As for the 10 mile coastal strip agreement it is said that the Sultan was coaxed into giving up his right to it by the British Government. The irony of it is that Sultan Jamshed and his family were not permitted to land up in Mombasa after they had fled Zanzibar on the day of Revolution, the 12th of January, 1964, sailing on the vessel 'Seyyid Khalifa'  which then proceeded to Daressalaam where President Nyerere not only let them in but also provided them with accomodation. On the 19th of January after a week's stay the Sultan and his retinue of 44 people left Daressalaam by the aeroplane that had been specially chartered for their flight to London where they were met by the Minister of State for Commonwealth and Colonial Relations. Since then Jamshed has been on pension from the British Government. Whether that amounts to 10 million pounds a year is questionable.  

<<Yet the Gujarati in me came out the first time I set foot in India in 1995. The upbringing in East Africa was an Indian upbringing- the life style, food and the knowledge of the Gujarati language. The first visit to India made me proud of my roots and there was a sudden awakening of spirituality in me.>> 

There is a marked difference between ourselves. There are those whose ancestors had emigrated in the 1850's, six generations back (Baqir Alloo etc). At least the Hindus unlike Khojas (Ismailis/Ithnashris) retained their link, and to a certain extent have always attached themselves to India.

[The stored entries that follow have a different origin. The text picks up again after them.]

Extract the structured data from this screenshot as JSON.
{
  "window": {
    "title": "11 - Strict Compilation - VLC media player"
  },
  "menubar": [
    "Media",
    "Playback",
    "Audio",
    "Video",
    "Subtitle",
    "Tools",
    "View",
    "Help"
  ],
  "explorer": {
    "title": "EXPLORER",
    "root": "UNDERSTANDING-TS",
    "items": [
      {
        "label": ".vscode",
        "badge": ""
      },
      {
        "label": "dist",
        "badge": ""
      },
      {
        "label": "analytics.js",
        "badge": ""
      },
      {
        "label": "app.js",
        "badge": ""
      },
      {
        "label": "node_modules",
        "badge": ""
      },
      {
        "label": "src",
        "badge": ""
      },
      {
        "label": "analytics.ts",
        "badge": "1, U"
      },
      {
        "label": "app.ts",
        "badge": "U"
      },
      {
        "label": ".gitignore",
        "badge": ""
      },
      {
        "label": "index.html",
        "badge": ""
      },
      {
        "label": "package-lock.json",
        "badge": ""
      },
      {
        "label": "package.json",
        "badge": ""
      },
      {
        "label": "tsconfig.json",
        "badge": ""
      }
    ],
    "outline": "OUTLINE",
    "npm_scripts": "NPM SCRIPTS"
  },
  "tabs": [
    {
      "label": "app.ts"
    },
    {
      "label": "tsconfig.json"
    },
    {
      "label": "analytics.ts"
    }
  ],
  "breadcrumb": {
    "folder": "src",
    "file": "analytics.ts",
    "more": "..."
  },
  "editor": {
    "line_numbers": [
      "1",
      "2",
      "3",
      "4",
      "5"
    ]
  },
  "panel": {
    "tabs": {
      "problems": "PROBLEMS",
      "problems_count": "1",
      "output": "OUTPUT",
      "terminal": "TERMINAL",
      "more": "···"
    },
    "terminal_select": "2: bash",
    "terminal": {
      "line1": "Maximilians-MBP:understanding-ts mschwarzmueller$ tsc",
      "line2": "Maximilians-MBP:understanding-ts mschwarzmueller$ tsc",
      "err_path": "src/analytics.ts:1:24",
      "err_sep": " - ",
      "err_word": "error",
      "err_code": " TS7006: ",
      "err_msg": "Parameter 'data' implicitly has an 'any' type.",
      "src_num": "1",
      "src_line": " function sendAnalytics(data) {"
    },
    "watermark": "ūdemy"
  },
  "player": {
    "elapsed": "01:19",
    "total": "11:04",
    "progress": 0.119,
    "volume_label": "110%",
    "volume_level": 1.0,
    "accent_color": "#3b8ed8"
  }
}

Worse, the partition (almost a century later after the emigration of our forefathers) set most of us Khojas apart; the Indian connection remained no more.  

Take for instance 'Jangbarias', they are deeply rooted to Zanzibar and proud of it. They speak affectionate Kiswahili among themselves, and also think and contemplate in it. In no way are they connected to the 'Railways', their ancestors had landed up in Zanzibar much before the advent of railways in East Africa. Nor do they feel for the subcontinent, some of them are not even aware of their ancestral place. 

Gujrat or for that matter any part of India will attract any one of us from a tourist’s point of view but at heart we’ll always remain Jungbarias (Zanzibaris). I’d like to quote Professor Abdul Sheriff, Professor of History at the University of Daressalaam and Principal Curator of Zanzibar Museum. In reply to Times of India’s Dileep Padgaonkar’s question, “What do you make of the Indian Government’s efforts to reach out to the Indian Diaspora?” he said, “Feel for us. But please leave us alone. Zanzibar is our home, our past, our future.” 

<< Indeed there were later conversions of Gujeratis (as opposed to Kutchhi and Kathaiwadi)  - no doubt. They were generally "Gupti" - practicing in secret - under Hindu guise, but they are a minority. They appear to speak a form of Charoter Gujerat or Surati, I'm not sure which and frankly I don't know the difference. >>

<< The khojas, I came into contact in India were from Porbandar, Jamnagar and Junagadh side. Like in EA they had a mixture of hindu and muslim names, i.e. Abdul Samji, Ali Meghji, Badru Visram etc. >> 

You are right, there were some conversions of 'Gujaratis' and also 'Sindhis' (Sindhi Khojas) but i understand overall they form very small proportion. In our local context (E.Africa) Khojas are either Kutchis or Kathiawadis. Also most of those long settled and well established Khojas in Bombay, Ahmedabad or any other part of India ancestrally belong to Kutch or Kathiawad. 

All those Khoja names with suffix 'ji' or 'ni' are basically 'Lohana' names:-  

'ji'-Walji, Ramji. Kanji, Manji, Dhanji, Lalji, Damji, Hirji,, Sivji, Somji, Samji, Premji, Gangji, Nanji, Nagji, Dewji, Murji, Jivanji, Ravji etc. 

'ni'-Hemani, Dewani, Lalwani, Dhirani, Bhimani, Nayani, Nathani, Mirani, Hirani, Jiwani, Virani, Rajani, Bharwani etc.  

It is not that Khojas do not speak Gujarati. As somebody rightly pointed out no distinct identity remains among Khojas after the intermarriage between the two. Also from administrative view point such as documentation or speech delivering or even academic, vernacular was the norm in those days and Gujarati had its applicability to different things. In fact most of the Khoja Ithnashri settlers in Uganda and Tanganyika were 'Kathiawadis' and spoke Gujarati among themselves. 

(Khoja Ithnashris were the dissidents among Khoja Ismailis and went on to adopt the main brand of Shiaism).